2. A material cylinder according to claim 1, characterized in that, The axis of the worm gear conveying assembly (3) is located below the center of the second arcuate surface (1221).

3. A material cylinder according to claim 1, characterized in that, The connection point between the connecting guide surface (1222) and the first arc-shaped surface (1211) is located above the axis of the worm gear conveying assembly (3).

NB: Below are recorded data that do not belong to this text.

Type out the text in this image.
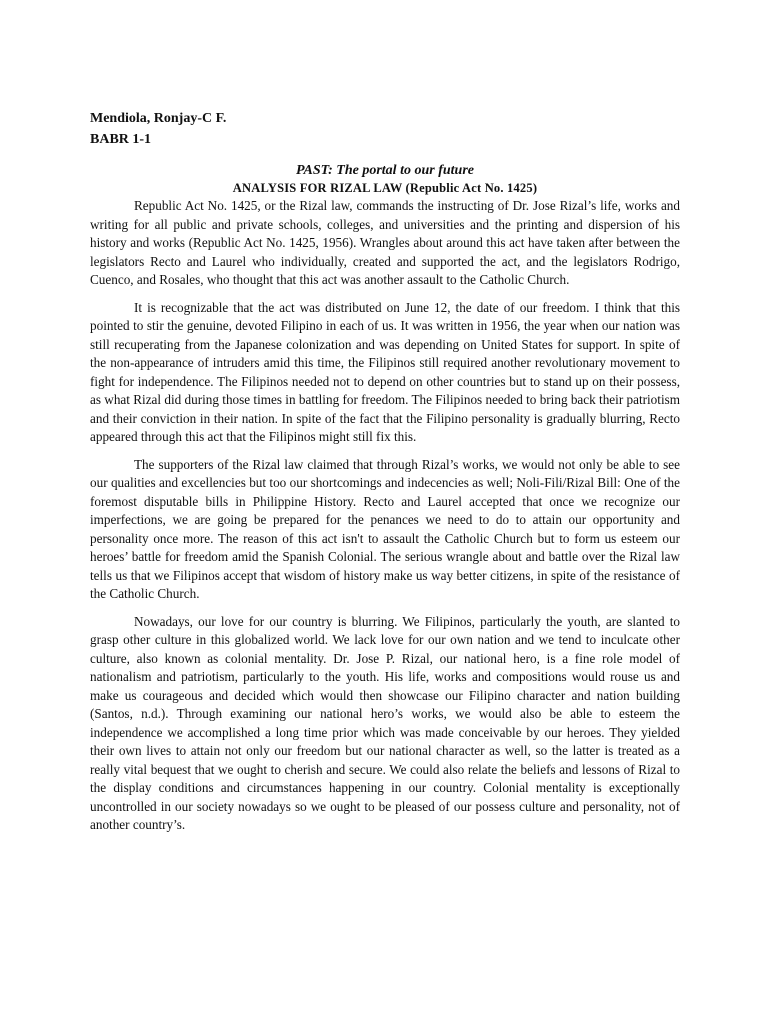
Mendiola, Ronjay-C F.

BABR 1-1

PAST: The portal to our future

ANALYSIS FOR RIZAL LAW (Republic Act No. 1425)

Republic Act No. 1425, or the Rizal law, commands the instructing of Dr. Jose Rizal’s life, works and writing for all public and private schools, colleges, and universities and the printing and dispersion of his history and works (Republic Act No. 1425, 1956). Wrangles about around this act have taken after between the legislators Recto and Laurel who individually, created and supported the act, and the legislators Rodrigo, Cuenco, and Rosales, who thought that this act was another assault to the Catholic Church.

It is recognizable that the act was distributed on June 12, the date of our freedom. I think that this pointed to stir the genuine, devoted Filipino in each of us. It was written in 1956, the year when our nation was still recuperating from the Japanese colonization and was depending on United States for support. In spite of the non-appearance of intruders amid this time, the Filipinos still required another revolutionary movement to fight for independence. The Filipinos needed not to depend on other countries but to stand up on their possess, as what Rizal did during those times in battling for freedom. The Filipinos needed to bring back their patriotism and their conviction in their nation. In spite of the fact that the Filipino personality is gradually blurring, Recto appeared through this act that the Filipinos might still fix this.

The supporters of the Rizal law claimed that through Rizal’s works, we would not only be able to see our qualities and excellencies but too our shortcomings and indecencies as well; Noli-Fili/Rizal Bill: One of the foremost disputable bills in Philippine History. Recto and Laurel accepted that once we recognize our imperfections, we are going be prepared for the penances we need to do to attain our opportunity and personality once more. The reason of this act isn't to assault the Catholic Church but to form us esteem our heroes’ battle for freedom amid the Spanish Colonial. The serious wrangle about and battle over the Rizal law tells us that we Filipinos accept that wisdom of history make us way better citizens, in spite of the resistance of the Catholic Church.

Nowadays, our love for our country is blurring. We Filipinos, particularly the youth, are slanted to grasp other culture in this globalized world. We lack love for our own nation and we tend to inculcate other culture, also known as colonial mentality. Dr. Jose P. Rizal, our national hero, is a fine role model of nationalism and patriotism, particularly to the youth. His life, works and compositions would rouse us and make us courageous and decided which would then showcase our Filipino character and nation building (Santos, n.d.). Through examining our national hero’s works, we would also be able to esteem the independence we accomplished a long time prior which was made conceivable by our heroes. They yielded their own lives to attain not only our freedom but our national character as well, so the latter is treated as a really vital bequest that we ought to cherish and secure. We could also relate the beliefs and lessons of Rizal to the display conditions and circumstances happening in our country. Colonial mentality is exceptionally uncontrolled in our society nowadays so we ought to be pleased of our possess culture and personality, not of another country’s.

4. A material cylinder according to claim 1, characterized in that, The top of the cylinder (1) is provided with a feed inlet (13) for feeding, and the inner wall of the cylinder (1) is provided with a guide plate (14), which gradually tilts downward toward the discharge port (11) away from the cylinder.

5. A material cylinder according to claim 4, characterized in that, The two side walls of the guide plate (14) along its length are sealed to the inner wall of the feed inlet (13), and the inclined bottom end of the guide plate (14) and the inner wall of the feed inlet (13) form a guide through hole (141).

6. A material cylinder according to claim 4, characterized in that, The guide plate (14) gradually slopes downward from the middle to both sides.

7. A material cylinder according to claim 1, characterized in that, The bottom of the cylinder (1) is provided with a positioning protrusion (15) for abutting against the side wall of the machine body (2).

8. A material cylinder according to claim 1, characterized in that, The cylinder (1) is provided with a sealing plate (16) for covering the feed inlet (13).

9. A material cylinder according to claim 8, characterized in that, The sealing plate (16) is rotatably installed on the feed inlet (13), and the cylinder (1) is provided with limiting plates (18) on opposite sides of the feed inlet (13) to restrict the shaking of the sealing plate (16).

10. A frozen beverage apparatus, comprising a body (2), characterized in that, It also includes the material cylinder as described in any one of claims 1 to 9.